Letzte Aktualisierung 22.12.2025

Diese Seite bietet allgemeine, referenzhafte Informationen, die aus offiziellen medizinischen Quellen zusammengetragen wurden. Sie ersetzt keine professionelle medizinische Beratung, Diagnose oder Behandlung. Für Entscheidungen bezüglich Ihrer Gesundheit wenden Sie sich bitte an eine qualifizierte medizinische Fachkraft.

Überblick über Efam

Was ist Efam? (Identität und Klassifikation)

Eigenschaft Beschreibung
Aktiver Inhaltsstoff Alpha-Tocopherol (Vitamin E)
Darreichungsform Weichgelatinekapsel (üblicherweise in einer Ölbasis)
Pharmakologische Klasse Fettlösliches Vitamin / Antioxidans
Hauptanwendung Vorbeugung oder Behandlung eines Vitamin-E-Mangels
Ursprung Natürliches (RRR-alpha-tocopherol) oder Synthetisches (all-rac-alpha-tocopherol)

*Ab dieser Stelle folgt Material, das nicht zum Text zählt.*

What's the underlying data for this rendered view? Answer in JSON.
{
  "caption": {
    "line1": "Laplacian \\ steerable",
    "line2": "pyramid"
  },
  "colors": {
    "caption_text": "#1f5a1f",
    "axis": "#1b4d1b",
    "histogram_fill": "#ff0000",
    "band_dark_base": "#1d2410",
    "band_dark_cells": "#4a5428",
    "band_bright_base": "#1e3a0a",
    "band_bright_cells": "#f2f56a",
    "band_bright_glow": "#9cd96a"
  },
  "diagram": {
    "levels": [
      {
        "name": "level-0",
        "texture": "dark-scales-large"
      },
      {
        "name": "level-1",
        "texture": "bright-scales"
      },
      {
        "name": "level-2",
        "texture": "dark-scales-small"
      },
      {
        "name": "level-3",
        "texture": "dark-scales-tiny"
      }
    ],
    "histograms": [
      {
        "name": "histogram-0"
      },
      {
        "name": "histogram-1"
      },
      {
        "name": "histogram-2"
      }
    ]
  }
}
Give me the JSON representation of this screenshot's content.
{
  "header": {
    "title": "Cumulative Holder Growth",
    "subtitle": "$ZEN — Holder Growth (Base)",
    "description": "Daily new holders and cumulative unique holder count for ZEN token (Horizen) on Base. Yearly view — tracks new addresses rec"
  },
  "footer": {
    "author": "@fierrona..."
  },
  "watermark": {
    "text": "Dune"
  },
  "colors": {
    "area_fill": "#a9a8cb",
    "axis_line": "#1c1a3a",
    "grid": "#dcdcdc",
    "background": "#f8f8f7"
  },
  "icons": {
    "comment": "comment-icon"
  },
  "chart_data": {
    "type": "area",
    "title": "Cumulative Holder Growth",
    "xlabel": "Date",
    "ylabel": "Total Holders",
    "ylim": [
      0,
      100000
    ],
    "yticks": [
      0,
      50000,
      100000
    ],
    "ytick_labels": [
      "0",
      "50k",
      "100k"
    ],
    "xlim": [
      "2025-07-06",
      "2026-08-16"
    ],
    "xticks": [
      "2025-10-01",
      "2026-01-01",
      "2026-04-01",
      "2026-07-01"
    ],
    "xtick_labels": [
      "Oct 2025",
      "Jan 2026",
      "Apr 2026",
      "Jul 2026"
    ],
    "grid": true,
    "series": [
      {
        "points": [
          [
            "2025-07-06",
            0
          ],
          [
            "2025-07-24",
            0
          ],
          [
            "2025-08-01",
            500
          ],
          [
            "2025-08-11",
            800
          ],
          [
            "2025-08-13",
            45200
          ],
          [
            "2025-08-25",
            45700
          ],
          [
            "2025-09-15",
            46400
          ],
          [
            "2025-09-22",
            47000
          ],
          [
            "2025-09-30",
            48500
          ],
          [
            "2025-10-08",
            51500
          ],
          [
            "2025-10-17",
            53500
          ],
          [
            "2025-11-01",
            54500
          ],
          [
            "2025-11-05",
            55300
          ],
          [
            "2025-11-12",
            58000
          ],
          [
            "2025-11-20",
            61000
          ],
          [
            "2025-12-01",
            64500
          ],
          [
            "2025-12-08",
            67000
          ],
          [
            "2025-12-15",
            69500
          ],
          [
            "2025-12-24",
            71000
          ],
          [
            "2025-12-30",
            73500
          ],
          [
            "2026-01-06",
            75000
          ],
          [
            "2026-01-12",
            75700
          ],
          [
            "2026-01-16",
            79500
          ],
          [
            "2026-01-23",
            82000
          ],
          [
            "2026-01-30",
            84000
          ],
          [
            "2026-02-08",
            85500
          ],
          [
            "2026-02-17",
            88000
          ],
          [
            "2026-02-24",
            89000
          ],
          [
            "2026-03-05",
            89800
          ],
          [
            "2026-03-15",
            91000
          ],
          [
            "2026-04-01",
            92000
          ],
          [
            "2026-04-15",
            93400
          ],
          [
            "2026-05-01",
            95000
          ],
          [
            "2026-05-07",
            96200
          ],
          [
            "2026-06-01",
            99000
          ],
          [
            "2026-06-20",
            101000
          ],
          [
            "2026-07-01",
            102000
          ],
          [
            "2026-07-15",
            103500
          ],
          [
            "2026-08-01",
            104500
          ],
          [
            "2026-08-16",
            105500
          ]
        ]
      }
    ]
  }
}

Um welche Art von Verbindung handelt es sich bei Efam?

Efam ist ein pharmazeutisches Präparat, dessen aktiver Inhaltsstoff Alpha-Tocopherol, die Hauptform von Vitamin E, ist. Es wird als essenzieller Nährstoff und fettlösliches Vitamin eingestuft. Auf einer übergeordneten Ebene fällt es in die pharmakologische Klasse der Antioxidantien. Diese chemische Verbindung ist als fundamental für die menschliche Physiologie anerkannt, was durch wissenschaftliche Studien belegt wird. Efam stellt eine konzentrierte Quelle dieses entscheidenden Mikronährstoffs dar, den der menschliche Körper nicht selbst synthetisieren kann. Sein Status als essenzieller Nährstoff definiert seinen primären Verwendungszweck: die Sicherstellung einer adäquaten Zufuhr, insbesondere wenn die diätetische Vitamin-E-Aufnahme unzureichend ist oder Bedenken hinsichtlich einer Malabsorption bestehen.


Zusammensetzung, Darreichungsform und Chemischer Ursprung

Die aktive Substanz in Efam ist Alpha-Tocopherol, das oft als Alpha-Tocopherylacetat stabilisiert und typischerweise zur oralen Verabreichung als Weichgelatinekapsel formuliert wird. Da Vitamin E von Natur aus fettlöslich ist, muss der aktive Inhaltsstoff in einer lipophilen Ölbasis innerhalb der Kapsel gelöst werden. Diese spezielle Formulierung wird klinisch als vorteilhaft anerkannt, da sie die optimale Auflösung und damit eine erfolgreiche Absorption im Verdauungstrakt fördert. Die Herkunft des Alpha-Tocopherols kann entweder natürlich (d-alpha) oder synthetisch (dl-alpha) sein, eine Unterscheidung, die gemäß chemischen Daten die Bioverfügbarkeit direkt beeinflusst.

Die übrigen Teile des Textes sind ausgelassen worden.